2003 Seattle Annual Meeting (November 2–5, 2003)

Paper No. 4
Presentation Time: 9:00 AM

CORRELATIONS OF MORAINES BY EXPOSURE AGES (AND OTHER BEST LAID PLANS)


GOSSE, John, Earth Sciences, Dalhousie University, Halifax, NS B3J 3J5, Canada, KLEIN, Jeff, Physics, Univ of Pennsylvania, 109 South Street, Philadelphia, PA 19104, DAVIS, P. Thompson, Department of Natural & Applied Sciences, Bentley University, 175 Forest St, Waltham, MA 02452-4705, EVENSON, Edward B., Department of Earth and Environmental Sciences, Lehigh Univ, Bethlehem, PA 18015, GRAY, James T., Geographie, Universitie de Montreal, Montreal, QC, Canada and MACDONALD, Fiona H., Earth Sciences, Dalhousie Univ, Halifax, NS B3J 3J5, Canada, jcgosse@is.dal.ca

Cosmogenic 10Be ages on boulders measured in 1992-1994 (n=9 + 1 outlier) from the inner Titcomb Lakes moraine, Wind River Mountains, Wyoming yield a weighted mean of 12.1 +/- 1.1 (2s) (10Be) ka.
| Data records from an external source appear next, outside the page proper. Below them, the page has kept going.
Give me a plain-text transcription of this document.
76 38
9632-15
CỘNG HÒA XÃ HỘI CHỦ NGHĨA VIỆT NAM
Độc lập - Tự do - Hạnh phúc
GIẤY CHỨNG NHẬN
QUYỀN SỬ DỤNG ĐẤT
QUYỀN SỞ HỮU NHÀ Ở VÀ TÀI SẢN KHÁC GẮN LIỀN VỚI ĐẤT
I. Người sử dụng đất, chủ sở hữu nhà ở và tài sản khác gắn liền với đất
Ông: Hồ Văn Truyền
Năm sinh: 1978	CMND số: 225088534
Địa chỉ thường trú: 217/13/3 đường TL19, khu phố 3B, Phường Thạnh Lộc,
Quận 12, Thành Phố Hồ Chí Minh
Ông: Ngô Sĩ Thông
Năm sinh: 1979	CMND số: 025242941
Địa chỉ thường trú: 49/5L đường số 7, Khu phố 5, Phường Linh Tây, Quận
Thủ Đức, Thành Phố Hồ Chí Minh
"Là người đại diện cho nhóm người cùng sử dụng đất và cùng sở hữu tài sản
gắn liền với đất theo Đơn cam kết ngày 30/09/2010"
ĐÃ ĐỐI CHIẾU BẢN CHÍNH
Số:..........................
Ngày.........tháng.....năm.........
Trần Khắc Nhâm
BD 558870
The mean age increases and uncertainty significantly improves to 12.5 +/- 0.8 (2s) (10Be) ka when the estimated effects of boulder geometry are taken into consideration (Masarik et al., 2000, NIM-B 786-789). This Titcomb Lakes moraine age is supported by plant macrofossils collected from sediments in the lakes above and below the moraine (Davis, P.T. et al., this meeting), and by additional exposure ages on boulders and bedrock surfaces below and above the Titcomb Lakes moraine. Similar precisions for similar exposure durations have been attained by others (e.g. the Swiss Alps, Ivy-Ochs et al., 1999, Geografiska Ann., 313-323). Palynology on a core from the lower Titcomb Lake suggests that climate was drier and perhaps cooler prior to 11.4 +/- 1.1 cal ka. We have concluded that the inner Titcomb Lakes moraine was formed synchronously with the Younger Dryas chron as dated from the Greenland ice cores and many European records. Based on the exposure ages alone, we cannot preclude the possibility that the inner Titcomb Lakes moraine was deposited during the shorter-lived Older Dryas event. This is also true for late glacial boulders in Labrador, Canada exposure dated at 12.9 +/- 2.1 2s (10Be) ka and a single age on a moraine in the Rio Atuel, Argentina. We can confidently distinguish these glacial records from pre-Older Dryas events, and after the decade of improvements since 1994 we may be able to resolve ages with 1800 to 2000 year time lags (e.g. as hypothesised between the North Atlantic and high latitude southern hemisphere). We have recently achieved similar precisions on boulders near Peggy’s Cove, Nova Scotia which date to 15.9 +/- 1.3 2s (10Be) ka. Unfortunately these precisions worsen with exposure duration due to boulder weathering, and other factors such as the duration of moraine deposition (e.g. ca. 5 kyr for the Pinedale terminal).